DIYARBAKIR, Turkey (Reuters) - Kurdish militants armed with assault rifles attacked a hydroelectric power station near the southeastern Turkish city of Diyarbakir on Sunday, killing a soldier and wounding three others, security sources said.
The attack, the latest in two months of escalating clashes which have brought a peace process to the brink of collapse, did not disrupt the operations of the plant. Military attack helicopters were searching for the militants from the Kurdistan Workers' Party (PKK) after they fled, the sources said.
Turkey has launched more than 400 air strikes against PKK camps in northern Iraq and southeastern Turkey since late July, in what it says is a response to mounting attacks on police officers and soldiers.

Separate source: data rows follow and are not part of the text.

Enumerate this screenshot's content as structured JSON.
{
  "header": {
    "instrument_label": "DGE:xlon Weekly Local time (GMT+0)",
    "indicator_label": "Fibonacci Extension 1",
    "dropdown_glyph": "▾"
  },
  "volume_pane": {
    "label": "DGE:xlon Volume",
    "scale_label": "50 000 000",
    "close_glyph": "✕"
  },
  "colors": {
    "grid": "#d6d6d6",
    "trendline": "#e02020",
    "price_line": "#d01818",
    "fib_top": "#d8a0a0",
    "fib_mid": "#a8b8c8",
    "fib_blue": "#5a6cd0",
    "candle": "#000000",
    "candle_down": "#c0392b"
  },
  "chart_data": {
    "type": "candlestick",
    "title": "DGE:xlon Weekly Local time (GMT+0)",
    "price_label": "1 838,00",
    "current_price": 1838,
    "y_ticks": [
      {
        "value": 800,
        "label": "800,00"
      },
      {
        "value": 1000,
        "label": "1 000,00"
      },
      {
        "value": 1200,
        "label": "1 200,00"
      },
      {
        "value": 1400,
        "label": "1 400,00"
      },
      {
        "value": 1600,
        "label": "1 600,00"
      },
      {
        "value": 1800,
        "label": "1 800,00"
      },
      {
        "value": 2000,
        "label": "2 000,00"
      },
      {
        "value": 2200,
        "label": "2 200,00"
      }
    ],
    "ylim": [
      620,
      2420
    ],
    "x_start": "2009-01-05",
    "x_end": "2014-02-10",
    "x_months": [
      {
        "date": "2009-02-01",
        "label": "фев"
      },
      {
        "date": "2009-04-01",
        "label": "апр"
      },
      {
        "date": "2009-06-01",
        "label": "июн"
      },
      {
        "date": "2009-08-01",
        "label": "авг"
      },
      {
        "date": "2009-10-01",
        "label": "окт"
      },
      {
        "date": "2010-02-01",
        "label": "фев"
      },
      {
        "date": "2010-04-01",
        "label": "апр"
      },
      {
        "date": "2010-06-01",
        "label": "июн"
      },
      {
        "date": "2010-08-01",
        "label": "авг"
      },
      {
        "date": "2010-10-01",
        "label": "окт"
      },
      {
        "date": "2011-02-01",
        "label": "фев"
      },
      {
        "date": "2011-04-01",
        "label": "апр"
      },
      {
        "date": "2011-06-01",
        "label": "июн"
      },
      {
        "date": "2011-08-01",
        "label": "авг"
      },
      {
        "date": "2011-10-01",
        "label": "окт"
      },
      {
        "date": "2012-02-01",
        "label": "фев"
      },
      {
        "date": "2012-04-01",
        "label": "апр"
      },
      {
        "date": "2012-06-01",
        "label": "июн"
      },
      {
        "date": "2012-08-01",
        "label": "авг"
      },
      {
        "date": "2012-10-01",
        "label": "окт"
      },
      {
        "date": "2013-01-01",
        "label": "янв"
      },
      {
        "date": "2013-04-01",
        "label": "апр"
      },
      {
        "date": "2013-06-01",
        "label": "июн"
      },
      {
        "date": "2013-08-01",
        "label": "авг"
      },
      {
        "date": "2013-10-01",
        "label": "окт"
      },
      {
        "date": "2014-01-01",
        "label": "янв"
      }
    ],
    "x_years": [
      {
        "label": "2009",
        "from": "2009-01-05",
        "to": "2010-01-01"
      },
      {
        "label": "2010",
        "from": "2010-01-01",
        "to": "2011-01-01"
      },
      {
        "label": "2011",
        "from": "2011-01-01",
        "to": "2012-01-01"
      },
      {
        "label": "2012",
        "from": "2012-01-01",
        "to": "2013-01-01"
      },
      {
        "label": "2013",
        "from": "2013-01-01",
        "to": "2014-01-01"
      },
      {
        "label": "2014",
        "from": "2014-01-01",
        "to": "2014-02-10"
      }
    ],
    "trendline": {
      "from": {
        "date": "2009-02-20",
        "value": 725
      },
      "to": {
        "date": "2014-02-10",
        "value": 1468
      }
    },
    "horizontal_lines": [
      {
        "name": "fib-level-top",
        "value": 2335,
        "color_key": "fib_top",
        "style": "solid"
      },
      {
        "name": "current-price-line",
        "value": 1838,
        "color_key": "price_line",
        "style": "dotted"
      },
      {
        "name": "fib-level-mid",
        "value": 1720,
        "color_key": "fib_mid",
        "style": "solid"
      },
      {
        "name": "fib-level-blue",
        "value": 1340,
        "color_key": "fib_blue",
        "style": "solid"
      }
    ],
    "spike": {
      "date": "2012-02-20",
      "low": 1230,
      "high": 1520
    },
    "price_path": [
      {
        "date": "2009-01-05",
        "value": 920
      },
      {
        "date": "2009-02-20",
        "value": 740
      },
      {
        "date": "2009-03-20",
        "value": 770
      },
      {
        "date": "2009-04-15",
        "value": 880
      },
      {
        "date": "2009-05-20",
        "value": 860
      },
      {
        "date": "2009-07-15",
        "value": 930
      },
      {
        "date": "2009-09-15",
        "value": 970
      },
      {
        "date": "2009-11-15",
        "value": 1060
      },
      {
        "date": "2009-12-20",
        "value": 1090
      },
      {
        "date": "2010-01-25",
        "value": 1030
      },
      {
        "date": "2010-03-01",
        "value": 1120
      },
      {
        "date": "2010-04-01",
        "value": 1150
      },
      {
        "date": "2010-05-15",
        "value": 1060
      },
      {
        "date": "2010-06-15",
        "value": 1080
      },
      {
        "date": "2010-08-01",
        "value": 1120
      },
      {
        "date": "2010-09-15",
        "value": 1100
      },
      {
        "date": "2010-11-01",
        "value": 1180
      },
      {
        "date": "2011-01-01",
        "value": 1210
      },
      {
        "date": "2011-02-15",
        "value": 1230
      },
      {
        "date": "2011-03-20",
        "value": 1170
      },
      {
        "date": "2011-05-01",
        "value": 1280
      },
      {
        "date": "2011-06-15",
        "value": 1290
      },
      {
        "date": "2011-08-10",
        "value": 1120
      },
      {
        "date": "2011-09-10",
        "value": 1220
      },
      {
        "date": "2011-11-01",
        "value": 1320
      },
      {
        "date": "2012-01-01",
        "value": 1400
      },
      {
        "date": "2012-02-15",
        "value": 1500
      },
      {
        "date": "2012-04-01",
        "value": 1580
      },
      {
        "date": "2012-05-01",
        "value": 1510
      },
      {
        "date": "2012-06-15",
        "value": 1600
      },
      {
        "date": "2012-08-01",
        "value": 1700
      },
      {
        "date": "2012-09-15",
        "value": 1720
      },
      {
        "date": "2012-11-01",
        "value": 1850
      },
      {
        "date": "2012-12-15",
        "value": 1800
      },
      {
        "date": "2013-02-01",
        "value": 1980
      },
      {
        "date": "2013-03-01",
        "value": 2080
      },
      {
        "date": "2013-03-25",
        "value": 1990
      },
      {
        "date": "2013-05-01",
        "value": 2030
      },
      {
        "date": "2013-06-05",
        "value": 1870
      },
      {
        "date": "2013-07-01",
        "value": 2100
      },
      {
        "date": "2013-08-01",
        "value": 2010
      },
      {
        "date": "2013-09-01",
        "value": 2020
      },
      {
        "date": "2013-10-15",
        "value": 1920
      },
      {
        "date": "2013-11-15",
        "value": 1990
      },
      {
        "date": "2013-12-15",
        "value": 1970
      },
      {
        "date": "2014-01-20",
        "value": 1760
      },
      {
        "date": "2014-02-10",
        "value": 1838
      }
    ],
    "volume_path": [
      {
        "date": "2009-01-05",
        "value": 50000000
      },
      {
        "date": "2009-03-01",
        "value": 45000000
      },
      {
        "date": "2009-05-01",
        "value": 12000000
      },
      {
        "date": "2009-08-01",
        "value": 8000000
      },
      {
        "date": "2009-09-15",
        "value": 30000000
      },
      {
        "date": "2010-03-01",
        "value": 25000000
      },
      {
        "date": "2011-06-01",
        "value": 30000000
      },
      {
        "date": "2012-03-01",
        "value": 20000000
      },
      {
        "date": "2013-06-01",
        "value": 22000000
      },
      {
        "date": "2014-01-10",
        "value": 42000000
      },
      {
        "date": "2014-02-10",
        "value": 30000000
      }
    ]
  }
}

Ankara, the United States and European Union all consider the PKK a terrorist organisation.
Kurdish activists accuse Turkey of launching the military campaign in a bid to stifle Kurdish political gains in Turkey and territorial ambitions in northern Syria, where groups allied to the PKK have been battling Islamic State insurgents. Ankara denies these accusations.
The Turkish army said in a statement that 11 customs officials at a border gate with Iran had been kidnapped by PKK militants on Friday. The PKK has kidnapped state officials in the past, most of whom have later been released.
The unrest comes at a difficult time for the NATO member, which faces a snap election in November after the ruling AK Party lost its majority in a June parliamentary poll for the first time since coming to power more than a decade ago.
It has also left in tatters a ceasefire agreed two years ago with the PKK as part of efforts to end a conflict in the predominantly Kurdish southeast which has killed about 40,000 people over the past three decades.